Aug. 7, 1981 · Illinois Appellate Court · No. 16877
98 Ill. App. 3d 1046

In re MARRIAGE OF DONNA J. DORKS, Petitioner-Appellant, and DARRELL D. DORKS, Respondent-Appellee.

Fourth District

No. 16877

Opinion filed August 7, 1981.

Elizabeth A. Silver, of Land of Lincoln Legal Assistance Foundation, Inc., of Alton, for appellant.

No appearance for appellee.

Mr. JUSTICE WEBBER

delivered the opinion of the court:

Petitioner filed for dissolution of her marriage and as part of the relief sought requested that her former name be restored to her. After taking the matter under advisement, the circuit court of Greene County denied her request, stating that where children were involved, their best interest required that the mother retain her married name. The custody of the three children of the marriage was awarded to petitioner who appeals only that portion of the dissolution order denying her the restoration of her former name.
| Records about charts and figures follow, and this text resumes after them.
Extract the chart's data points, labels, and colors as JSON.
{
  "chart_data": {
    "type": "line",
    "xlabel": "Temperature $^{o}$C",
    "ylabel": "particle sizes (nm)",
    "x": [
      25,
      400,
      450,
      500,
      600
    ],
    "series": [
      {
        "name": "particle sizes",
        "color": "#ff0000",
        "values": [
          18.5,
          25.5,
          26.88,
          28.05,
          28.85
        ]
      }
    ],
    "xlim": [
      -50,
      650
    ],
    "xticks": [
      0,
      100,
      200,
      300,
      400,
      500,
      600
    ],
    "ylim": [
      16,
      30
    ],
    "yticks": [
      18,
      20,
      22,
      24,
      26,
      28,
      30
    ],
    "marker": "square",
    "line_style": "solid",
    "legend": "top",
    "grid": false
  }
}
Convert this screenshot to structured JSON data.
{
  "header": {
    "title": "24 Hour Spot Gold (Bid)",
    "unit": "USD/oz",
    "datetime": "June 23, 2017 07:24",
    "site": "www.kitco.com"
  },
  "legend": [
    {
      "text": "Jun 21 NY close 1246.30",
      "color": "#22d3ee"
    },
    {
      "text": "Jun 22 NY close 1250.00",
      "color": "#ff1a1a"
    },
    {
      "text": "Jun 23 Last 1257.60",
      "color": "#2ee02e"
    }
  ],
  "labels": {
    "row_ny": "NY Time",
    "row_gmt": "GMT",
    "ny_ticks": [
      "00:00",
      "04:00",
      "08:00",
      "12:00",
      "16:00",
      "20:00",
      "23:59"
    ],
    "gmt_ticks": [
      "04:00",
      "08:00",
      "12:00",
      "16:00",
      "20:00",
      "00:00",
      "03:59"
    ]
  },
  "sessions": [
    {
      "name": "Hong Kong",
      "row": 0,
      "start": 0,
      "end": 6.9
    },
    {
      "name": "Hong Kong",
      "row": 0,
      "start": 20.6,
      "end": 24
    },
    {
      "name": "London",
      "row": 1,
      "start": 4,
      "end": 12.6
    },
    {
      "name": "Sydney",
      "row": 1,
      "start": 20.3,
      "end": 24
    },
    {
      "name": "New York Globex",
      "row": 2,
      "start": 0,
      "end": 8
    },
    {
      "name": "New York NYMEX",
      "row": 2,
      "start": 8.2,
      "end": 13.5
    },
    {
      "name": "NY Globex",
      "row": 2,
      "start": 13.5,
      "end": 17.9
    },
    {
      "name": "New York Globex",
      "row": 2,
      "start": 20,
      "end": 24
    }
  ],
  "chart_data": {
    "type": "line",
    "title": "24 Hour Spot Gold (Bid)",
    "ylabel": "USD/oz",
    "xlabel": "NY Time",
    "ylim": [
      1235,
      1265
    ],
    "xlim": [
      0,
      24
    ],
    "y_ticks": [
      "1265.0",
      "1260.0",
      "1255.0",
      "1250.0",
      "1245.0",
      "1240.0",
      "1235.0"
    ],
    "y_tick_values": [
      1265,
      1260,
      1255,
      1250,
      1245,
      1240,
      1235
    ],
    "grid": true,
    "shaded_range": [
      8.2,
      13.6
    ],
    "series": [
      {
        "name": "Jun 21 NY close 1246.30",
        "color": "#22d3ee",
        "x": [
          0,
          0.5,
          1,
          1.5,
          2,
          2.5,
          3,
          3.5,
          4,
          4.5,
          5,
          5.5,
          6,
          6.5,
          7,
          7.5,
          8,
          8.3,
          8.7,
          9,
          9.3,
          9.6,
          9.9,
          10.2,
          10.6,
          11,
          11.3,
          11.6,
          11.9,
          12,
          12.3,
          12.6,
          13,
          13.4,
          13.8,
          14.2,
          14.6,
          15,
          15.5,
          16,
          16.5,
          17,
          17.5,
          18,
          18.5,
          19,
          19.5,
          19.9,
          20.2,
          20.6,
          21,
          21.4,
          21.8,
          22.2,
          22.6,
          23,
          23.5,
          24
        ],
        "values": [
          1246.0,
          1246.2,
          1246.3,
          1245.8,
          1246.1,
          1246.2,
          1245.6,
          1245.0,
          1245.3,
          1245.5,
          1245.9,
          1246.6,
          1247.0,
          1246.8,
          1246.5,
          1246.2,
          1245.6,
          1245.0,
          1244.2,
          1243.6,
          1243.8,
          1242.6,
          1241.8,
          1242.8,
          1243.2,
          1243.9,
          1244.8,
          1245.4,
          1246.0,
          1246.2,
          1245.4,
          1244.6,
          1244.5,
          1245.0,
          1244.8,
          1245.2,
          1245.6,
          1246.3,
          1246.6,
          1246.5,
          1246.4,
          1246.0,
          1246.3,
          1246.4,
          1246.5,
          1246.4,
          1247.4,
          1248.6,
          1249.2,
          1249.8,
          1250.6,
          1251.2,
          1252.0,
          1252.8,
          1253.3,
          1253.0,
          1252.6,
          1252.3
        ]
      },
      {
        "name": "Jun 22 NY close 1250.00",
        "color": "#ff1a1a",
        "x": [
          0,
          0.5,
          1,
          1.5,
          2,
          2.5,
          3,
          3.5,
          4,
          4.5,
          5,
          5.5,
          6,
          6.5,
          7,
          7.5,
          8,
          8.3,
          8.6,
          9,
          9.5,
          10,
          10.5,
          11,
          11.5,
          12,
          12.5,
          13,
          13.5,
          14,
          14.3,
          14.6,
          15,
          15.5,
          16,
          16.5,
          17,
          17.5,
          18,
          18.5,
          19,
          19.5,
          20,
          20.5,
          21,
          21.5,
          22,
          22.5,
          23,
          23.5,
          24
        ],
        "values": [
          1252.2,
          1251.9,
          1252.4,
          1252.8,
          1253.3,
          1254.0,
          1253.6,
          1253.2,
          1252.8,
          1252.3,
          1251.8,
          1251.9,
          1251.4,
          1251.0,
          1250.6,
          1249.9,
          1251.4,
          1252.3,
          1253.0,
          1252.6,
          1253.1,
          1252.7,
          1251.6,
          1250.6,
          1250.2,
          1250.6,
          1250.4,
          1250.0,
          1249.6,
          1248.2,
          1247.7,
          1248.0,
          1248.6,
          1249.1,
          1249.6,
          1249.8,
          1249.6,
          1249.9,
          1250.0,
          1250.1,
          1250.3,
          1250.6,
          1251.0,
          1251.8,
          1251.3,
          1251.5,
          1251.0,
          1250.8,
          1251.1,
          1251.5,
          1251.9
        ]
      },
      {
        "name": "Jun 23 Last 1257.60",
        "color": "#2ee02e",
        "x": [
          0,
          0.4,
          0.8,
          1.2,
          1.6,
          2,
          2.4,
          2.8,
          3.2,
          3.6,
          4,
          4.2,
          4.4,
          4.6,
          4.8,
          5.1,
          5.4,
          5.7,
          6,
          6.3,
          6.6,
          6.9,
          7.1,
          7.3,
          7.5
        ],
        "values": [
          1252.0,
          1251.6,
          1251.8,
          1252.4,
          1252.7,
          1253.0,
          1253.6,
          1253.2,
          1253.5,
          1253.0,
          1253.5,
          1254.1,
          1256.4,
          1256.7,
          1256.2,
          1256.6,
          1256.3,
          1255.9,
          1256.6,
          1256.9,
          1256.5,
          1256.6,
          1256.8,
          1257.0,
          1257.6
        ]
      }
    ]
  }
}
The appellee has filed no brief in this court. However, the record is simple and the claimed error may be decided on the merits without such assistance. First Capitol Mortgage Corp. v. Talandis Construction Corp. (1976), 63 Ill. 2d 128, 345 N.E.2d 493.

Section 413(c) of the Illinois Marriage and Dissolution of Marriage Act (Ill. Rev. Stat. 1979, ch. 40, par. 413(c)) provides: “Upon request by a wife whose marriage is dissolved or declared invalid, the court shall order her maiden name or a former name restored.”

We find this language simple and direct. In this context the word “shall” is mandatory and no qualifications to the request exist.

Under the former statute, section 16 of “An Act to revise the law in relation to divorce” (Ill. Rev. Stat. 1975, ch. 40, par. 17), some discretion was allowed. That section stated: “The court, upon granting a woman1 a divorce from the bonds of matrimony, may allow her to resume her maiden name or the name of any former husband.”

*1047“May” carries with it the connotation of permission, but even permission was not held to be required in In re Will of Westerman (1948), 401 Ill. 489, 82 N.E.2d 474.

By changing the language from permissive to mandatory, the legislature indicated a clear intention to strip the trial court of any discretion in the matter.

The trial court was therefore in error in refusing petitioner’s request.

That portion of the order of dissolution denying petitioner the restoration of her former name is reversed and the cause is remanded with directions to amend the order of dissolution accordingly.

Reversed and remanded with directions.

TRAPP, P. J., and LONDRIGAN, J., concur.